Certo, la cura Thatcher ha anche il suo rovescio, che i suoi innumerevoli avversari si sono sempre affannati a mettere in luce. Su alcune sue privatizzazioni non mancò chi tra i suoi stessi compagni di partito definì il tutto come vendita dell’argenteria di famiglia, l’accusa mossa al thatcherismo fu quella di essere indifferente alle disuguaglianze, o addirittura approvarle.
Nel 1987, la Lady di Ferro si impone nuovamente alle elezioni politiche, e segna un record, il terzo mandato per un primo ministro nel XX secolo. Sono anni dove si parla sempre più intensamente di un Europa unita, forte, la Germania è pronta a riunificarsi, cosa che la Thatcher ha sempre osteggiato, si getta a livello europeo le basi per il trattato di Maastricht che delineerà l’ attuale UE. Il forte euroscetticismo della lady di ferro, gli valse non poche antipatie all’interno del suo stesso partito, il quale negli immediati anni antecedenti l’Europa in teoria sempre più coesa, temeva di cascare in un isolazionismo improduttivo.
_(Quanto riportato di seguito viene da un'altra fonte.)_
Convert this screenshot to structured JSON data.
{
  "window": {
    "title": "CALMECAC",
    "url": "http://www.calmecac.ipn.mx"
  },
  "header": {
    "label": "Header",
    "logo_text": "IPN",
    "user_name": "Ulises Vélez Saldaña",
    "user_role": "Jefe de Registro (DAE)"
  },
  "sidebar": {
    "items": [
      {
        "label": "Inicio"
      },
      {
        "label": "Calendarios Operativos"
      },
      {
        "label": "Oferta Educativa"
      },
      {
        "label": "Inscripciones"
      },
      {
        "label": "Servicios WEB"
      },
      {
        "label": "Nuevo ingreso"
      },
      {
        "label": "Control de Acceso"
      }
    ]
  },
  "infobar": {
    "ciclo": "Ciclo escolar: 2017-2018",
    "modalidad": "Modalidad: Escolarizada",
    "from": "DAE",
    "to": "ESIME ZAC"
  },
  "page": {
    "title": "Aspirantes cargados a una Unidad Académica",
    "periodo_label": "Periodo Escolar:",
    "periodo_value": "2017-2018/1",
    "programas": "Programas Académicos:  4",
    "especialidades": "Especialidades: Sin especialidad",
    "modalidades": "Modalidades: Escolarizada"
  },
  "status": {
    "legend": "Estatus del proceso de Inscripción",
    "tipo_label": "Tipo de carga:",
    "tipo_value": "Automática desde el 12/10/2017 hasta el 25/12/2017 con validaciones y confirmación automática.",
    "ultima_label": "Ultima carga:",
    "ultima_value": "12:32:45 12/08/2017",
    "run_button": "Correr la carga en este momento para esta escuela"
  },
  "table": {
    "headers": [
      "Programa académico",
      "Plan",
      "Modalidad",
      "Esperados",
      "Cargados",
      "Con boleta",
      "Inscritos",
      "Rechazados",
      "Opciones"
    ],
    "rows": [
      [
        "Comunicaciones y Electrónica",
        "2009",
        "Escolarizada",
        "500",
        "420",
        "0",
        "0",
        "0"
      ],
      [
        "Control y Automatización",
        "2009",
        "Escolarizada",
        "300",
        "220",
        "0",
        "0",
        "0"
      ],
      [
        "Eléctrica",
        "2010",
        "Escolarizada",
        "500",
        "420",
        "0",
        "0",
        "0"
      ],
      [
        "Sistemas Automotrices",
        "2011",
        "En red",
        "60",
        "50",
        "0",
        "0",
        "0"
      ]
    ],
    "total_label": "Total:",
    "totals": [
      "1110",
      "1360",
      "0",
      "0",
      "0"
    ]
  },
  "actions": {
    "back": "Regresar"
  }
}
Ma la situazione nel corso del 1990 si rese insostenibile a causa dell’introduzione di una tassa (la Poll Tax, tributo che un individuo doveva versare indipendentemente dal suo reddito, dai beni posseduti, e dalle tasse pagate) ritenuta iniqua e regressiva che accese focolai di rivolta nelle strade e nelle piazze di tutta la city e non solo, (a 15 anni di distanza è bene dire che la poll tax riprende il cosiddetto sistema di tassazione della Flat tax in vigore nei paesi ex-comunisti, che li vede protagonisti di una costante e consistente crescita economica.)
Dopo undici anni al potere, la Thatcher lasciò il suo potere contro la sua volontà (e senza sconfitta elettorale) nel Novembre del 1990, vittima di un colpo di mano da parte dei membri del suo partito. Dopo di che, per un po’ di tempo, la sua reputazione si eclissò parzialmente. La caduta del muro di Berlino riscattò la sua politica contro il comunismo, ma allo stesso tempo la fece sembrare obsoleta. Benché le sue politiche economiche, finanziarie e sindacali prepararono il campo al boom sul finire del XX° secolo e l’inizio del XXI° secolo, il suo stile era ormai finito.
Nel 2002, la Lady di ferro si ritira definitivamente dalla vita pubblica. In pensione scrisse memorie di grande successo in due volumi e una forte campagna per conto della Fondazione Thatcher, che ha cercato di promuovere i suoi valori – il libero mercato e le libertà anglosassone – in tutto il mondo.